Stender relies on Theel v. Commissioner of Pub. Safety, 447 N.W.2d 472 (Minn. App. 1989), review denied (Minn. Jan. 8, 1990), claiming this court held that police misinformation prevented Theel’s additional test. Stender distorts Theel’s holding. In Theel, the defendant, in an effort to obtain an additional test, asked “Well, can I have an attorney then?” 447 N.W.2d at 473 (quotation omitted). The police replied, “Forget it. They’re all sleeping.” Id. (quotation omitted). At the core of the Theel decision is the concept that police refused to allow the defendant to call an attorney, despite his specific request for an attorney to assist him in obtaining an additional test. Id. at 473-74. As a result, this court held that police prevented the defendant’s additional test. Id. at 474.
Here, by contrast, the deputies provided Stender with a phone and phone books, and Stender called his attorney, who advised him to request an additional test. Unlike the scenario in Theel, the deputies here did not prevent Stender from contacting an attorney.
Finally, Stender claims that police violated his right to an additional test by releasing him to detox before his girlfriend could arrive to administer an additional test. As stated in Frost, however, “[a]n officer has no duty to continue to hold a person in custody until additional tests can be administered.” 348 N.W.2d at 805. The deputies were not obligated to hold Stender at the jail until he could obtain an additional test.
The district court did not err in its application of law when it determined that Carver County deputies neither prevented nor denied Stender’s right to an additional test.

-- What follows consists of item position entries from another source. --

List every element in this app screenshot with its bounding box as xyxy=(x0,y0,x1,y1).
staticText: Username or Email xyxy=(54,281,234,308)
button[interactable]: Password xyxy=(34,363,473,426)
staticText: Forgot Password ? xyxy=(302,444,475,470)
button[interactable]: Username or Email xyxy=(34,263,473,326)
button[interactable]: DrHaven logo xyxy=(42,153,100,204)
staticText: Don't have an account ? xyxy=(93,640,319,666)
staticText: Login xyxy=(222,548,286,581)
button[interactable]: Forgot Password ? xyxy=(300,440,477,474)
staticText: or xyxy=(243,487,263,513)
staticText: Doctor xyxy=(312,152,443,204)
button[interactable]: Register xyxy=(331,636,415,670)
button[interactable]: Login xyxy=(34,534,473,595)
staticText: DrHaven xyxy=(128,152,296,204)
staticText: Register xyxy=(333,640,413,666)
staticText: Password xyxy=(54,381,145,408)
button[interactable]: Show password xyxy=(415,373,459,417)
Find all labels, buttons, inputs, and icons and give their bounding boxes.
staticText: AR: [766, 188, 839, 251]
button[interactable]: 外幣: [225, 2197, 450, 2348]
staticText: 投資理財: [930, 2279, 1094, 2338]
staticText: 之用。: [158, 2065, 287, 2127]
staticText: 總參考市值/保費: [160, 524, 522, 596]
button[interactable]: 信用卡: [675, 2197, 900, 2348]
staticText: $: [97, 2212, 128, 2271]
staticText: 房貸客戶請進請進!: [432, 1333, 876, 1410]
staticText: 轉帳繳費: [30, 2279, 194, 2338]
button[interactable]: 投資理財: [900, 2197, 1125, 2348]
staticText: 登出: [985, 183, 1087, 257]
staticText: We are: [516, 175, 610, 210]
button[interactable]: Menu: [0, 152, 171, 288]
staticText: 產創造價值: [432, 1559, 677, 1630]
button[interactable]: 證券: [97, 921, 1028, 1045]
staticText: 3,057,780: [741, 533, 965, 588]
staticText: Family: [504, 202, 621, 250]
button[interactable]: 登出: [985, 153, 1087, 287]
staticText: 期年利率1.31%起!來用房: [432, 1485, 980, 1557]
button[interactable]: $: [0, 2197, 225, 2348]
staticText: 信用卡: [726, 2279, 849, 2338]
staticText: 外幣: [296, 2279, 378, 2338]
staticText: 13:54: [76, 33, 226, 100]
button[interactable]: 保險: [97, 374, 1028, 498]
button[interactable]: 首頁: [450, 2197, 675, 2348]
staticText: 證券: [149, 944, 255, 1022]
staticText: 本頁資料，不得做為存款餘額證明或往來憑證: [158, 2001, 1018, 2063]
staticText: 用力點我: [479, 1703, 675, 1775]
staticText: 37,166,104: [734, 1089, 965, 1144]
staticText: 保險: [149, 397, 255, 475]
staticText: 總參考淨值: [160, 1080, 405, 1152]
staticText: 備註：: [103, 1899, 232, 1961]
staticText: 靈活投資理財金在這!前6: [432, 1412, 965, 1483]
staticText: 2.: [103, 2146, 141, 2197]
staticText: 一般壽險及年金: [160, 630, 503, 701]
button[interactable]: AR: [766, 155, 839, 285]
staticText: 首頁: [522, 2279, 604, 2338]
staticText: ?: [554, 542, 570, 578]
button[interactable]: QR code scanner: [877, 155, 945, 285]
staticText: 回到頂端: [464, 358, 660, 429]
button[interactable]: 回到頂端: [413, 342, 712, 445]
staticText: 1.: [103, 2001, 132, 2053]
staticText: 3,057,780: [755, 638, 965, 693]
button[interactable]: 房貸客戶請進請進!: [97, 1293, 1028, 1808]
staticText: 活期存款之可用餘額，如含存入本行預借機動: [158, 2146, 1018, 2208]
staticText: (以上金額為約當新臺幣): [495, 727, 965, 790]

* Retired judge of the Minnesota Court of Appeals, serving by appointment pursuant to Minn. Const. art. VI, § 10.
** Retired judge of the district court, serving as judge of the Minnesota Court of Appeals by appointment pursuant to Minn. Const. art. VI, § 10.
 In fact, “‘[a]n attorney, not a police officer, is the appropriate source of legal advice’ regarding the alternative choices at the chemical testing stage of DWI proceedings.” Hotchkiss, 553 N.W.2d at 78 (citation omitted). Here, Stender consulted with his attorney before requesting an additional test. Even assuming the deputy’s comments were misleading, the deputy was under no duty to advise him as to the various means of obtaining an additional test.